After completing this process, you should have:

project/
├── skills/
│   └── finetune-prep/
│       ├── SKILL.md (this file)
│       └── references/
│           ├── domain-frameworks.md
│           └── evaluation-rubric.md
├── reference/
│   ├── domain-frameworks.md (working version)
│   └── evaluation-rubric.md (working version)
└── prompts/
    ├── evaluation-prompt.md
    └── generation-prompt.md

Next Steps (Outside This Skill)

After preparation is complete:

  1. Pilot data generation (use generation prompt)
  2. Evaluation and filtering (use evaluation prompt)
  3. Training (use existing HF trainer skill/tools)
  4. Post-training evaluation (same rubric on model outputs)

Red Flags - Stop and Reconsider

These thoughts indicate you're skipping critical steps:

  • "Domain frameworks are obvious, I'll skip research" → Research anyway, capture specifics
  • "I'll write rubric and generation prompt together" → Evaluation first, always
  • "Abstract qualities are fine for behavioral anchors" → Make them observable
  • "10 questions is too few" → Fewer, better questions > many weak signals
  • "I'll test prompts by generating and seeing what happens" → Define quality criteria first
  • "This domain is too subjective for binary questions" → Decompose into observable components

All of these mean: Follow the process.
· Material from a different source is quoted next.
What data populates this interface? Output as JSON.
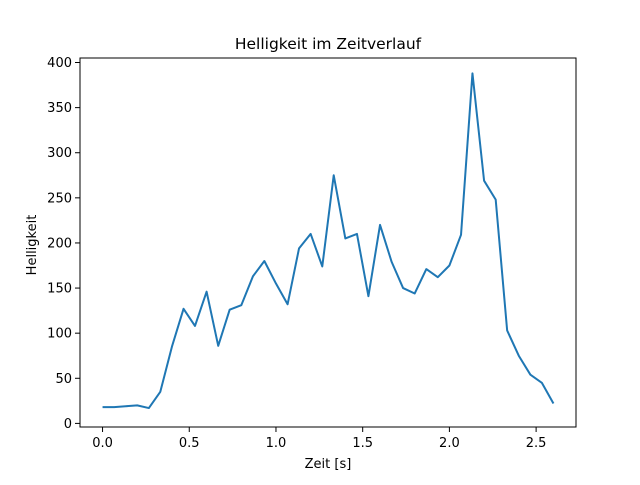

Quality compounds.

Key Principles

  1. Evaluation before generation - Define good before making examples
  2. Explicit over implicit - LLM knowledge is incomplete, make it explicit
  3. Observable over abstract - "Validate feelings" → "Acknowledge emotion before problem-solving"
  4. Binary over scaled - YES/NO > 1-5 for LLM judges
  5. Orthogonal over redundant - 15 distinct signals > 30 correlated ones
  6. Failure-informed over theory-only - Research what goes wrong in practice

Time Investment

Expected time for full preparation:

  • Phase 1 (Frameworks): 2-3 hours (research + synthesis)
  • Phase 2 (Anchors): 1 hour (extraction + refinement)
  • Phase 3 (Rubric): 2-3 hours (design + examples)
  • Phase 4 (Eval prompt): 1 hour (writing + testing)
  • Phase 5 (Gen prompt): 2 hours (encoding knowledge + examples)

Total: 8-10 hours of preparation

This feels like overhead but saves 20-40 hours of iteration on bad training data.

Success Criteria

You've completed this process successfully when:

  • Domain frameworks doc covers techniques with conversation examples
  • Failure modes are documented with specific instances
  • Behavioral anchors are observable (verb-based)
  • Rubric has 15-20 orthogonal binary questions
  • Rubric examples show it catches failures
  • Evaluation prompt is self-contained with calibration examples
  • Generation prompt embeds all domain knowledge explicitly
  • Generation prompt includes failure mode guards
  • Few-shot examples in generation prompt pass your rubric
  • Pilot generation (100 examples) has >70% pass rate

Deploy to training pipeline only after all checkboxes pass.


This skill encodes a methodology for fine-tuning preparation developed through critical analysis of synthetic data quality, evaluation reliability, and LLM-as-expert limitations.